Abbildungen zu dem Buch von Dr. Johann Georg Schnitzer "Zahnprobleme und ihre Überwindung" <http://www.dr-schnitzer.de/zpr001.htm>

Die zur Präparation verwendeten, bis auf einen Hartmetallfräser diamantbelegten Rotationsinstrumente - in starker Vergrößerung. Der Schaftdurchmesser beträgt in Wirklichkeit nur 1,6 Millimeter. Von der richtigen Form und Anwendung dieser kleinen Instrumente - und von deren präziser, ruhiger und druckloser Führung während der Präparation (mit bis zu 400.000 Umdrehungen pro Minute unter starker Wasserkühlung und Absaugung) hängt der Dauererfolg der Sanierung ebenfalls entscheidend ab.

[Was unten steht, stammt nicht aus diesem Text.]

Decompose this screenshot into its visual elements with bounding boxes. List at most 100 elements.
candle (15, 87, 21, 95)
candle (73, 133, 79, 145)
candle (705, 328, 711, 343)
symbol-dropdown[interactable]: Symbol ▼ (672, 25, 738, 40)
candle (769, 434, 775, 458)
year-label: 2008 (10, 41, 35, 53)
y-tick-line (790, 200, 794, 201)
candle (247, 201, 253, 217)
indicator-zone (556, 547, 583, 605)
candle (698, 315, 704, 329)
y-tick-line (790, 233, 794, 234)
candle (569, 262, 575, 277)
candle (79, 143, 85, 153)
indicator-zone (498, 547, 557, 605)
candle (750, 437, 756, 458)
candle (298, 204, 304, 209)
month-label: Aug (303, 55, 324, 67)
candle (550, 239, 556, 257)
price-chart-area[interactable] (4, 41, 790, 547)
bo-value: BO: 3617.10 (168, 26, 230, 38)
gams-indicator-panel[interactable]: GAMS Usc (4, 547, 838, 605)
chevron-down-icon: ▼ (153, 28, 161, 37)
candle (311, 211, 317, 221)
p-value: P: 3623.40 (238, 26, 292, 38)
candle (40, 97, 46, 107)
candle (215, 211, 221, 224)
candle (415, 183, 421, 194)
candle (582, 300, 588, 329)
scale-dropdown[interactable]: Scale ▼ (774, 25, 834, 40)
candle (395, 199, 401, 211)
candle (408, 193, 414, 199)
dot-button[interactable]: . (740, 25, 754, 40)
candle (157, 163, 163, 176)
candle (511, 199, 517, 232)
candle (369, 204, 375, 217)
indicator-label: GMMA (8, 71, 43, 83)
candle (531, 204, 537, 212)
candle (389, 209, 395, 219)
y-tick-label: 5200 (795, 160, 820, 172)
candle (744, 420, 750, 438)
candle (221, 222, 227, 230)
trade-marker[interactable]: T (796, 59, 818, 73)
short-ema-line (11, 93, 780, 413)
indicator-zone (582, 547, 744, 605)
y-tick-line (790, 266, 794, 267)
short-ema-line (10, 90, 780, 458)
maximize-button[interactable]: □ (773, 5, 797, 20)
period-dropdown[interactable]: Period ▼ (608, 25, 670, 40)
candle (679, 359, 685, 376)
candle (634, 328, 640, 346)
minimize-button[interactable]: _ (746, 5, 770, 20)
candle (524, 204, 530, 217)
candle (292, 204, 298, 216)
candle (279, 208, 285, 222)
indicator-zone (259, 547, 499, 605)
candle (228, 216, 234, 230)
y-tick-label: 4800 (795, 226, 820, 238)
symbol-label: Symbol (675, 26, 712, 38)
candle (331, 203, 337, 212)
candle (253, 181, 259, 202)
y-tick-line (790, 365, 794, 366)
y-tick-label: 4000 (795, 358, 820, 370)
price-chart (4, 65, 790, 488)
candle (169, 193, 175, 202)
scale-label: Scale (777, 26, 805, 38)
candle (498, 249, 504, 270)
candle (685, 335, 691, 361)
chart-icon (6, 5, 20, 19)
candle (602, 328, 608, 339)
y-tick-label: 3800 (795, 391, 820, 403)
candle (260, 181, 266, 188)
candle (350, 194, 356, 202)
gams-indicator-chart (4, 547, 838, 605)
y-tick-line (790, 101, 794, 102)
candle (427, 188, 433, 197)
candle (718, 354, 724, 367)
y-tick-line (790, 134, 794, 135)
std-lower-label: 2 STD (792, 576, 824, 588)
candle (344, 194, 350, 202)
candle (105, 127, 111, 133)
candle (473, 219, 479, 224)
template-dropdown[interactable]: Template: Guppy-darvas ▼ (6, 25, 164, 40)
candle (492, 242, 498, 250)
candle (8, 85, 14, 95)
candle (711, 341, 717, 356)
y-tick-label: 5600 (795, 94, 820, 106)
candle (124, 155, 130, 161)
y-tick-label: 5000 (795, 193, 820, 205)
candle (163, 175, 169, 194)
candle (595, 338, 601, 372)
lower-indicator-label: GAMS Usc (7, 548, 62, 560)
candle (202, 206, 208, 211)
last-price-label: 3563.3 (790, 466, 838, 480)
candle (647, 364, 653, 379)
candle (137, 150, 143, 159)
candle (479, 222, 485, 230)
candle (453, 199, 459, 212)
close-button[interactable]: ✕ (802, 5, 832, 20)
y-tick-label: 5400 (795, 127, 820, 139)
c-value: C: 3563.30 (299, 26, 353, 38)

Dabei reicht das bloße Auge zur Kontrolle und präzisen Führung nicht aus. Vielmehr wird mit einem am Kopf des Behandlers befestigten stereoskopischen Arbeitsmikroskop (zwei fokussierte "Fernrohre", für jedes Auge eines) gearbeitet, mit dem eine Kaltlicht-Ausleuchtung des Arbeitsfeldes gekoppelt ist (Zeiss). Meistens ist eine 5-fache Vergrößerung am effektivsten - dabei hat dann ein Backenzahn einen Durchmesser von 5-6 cm.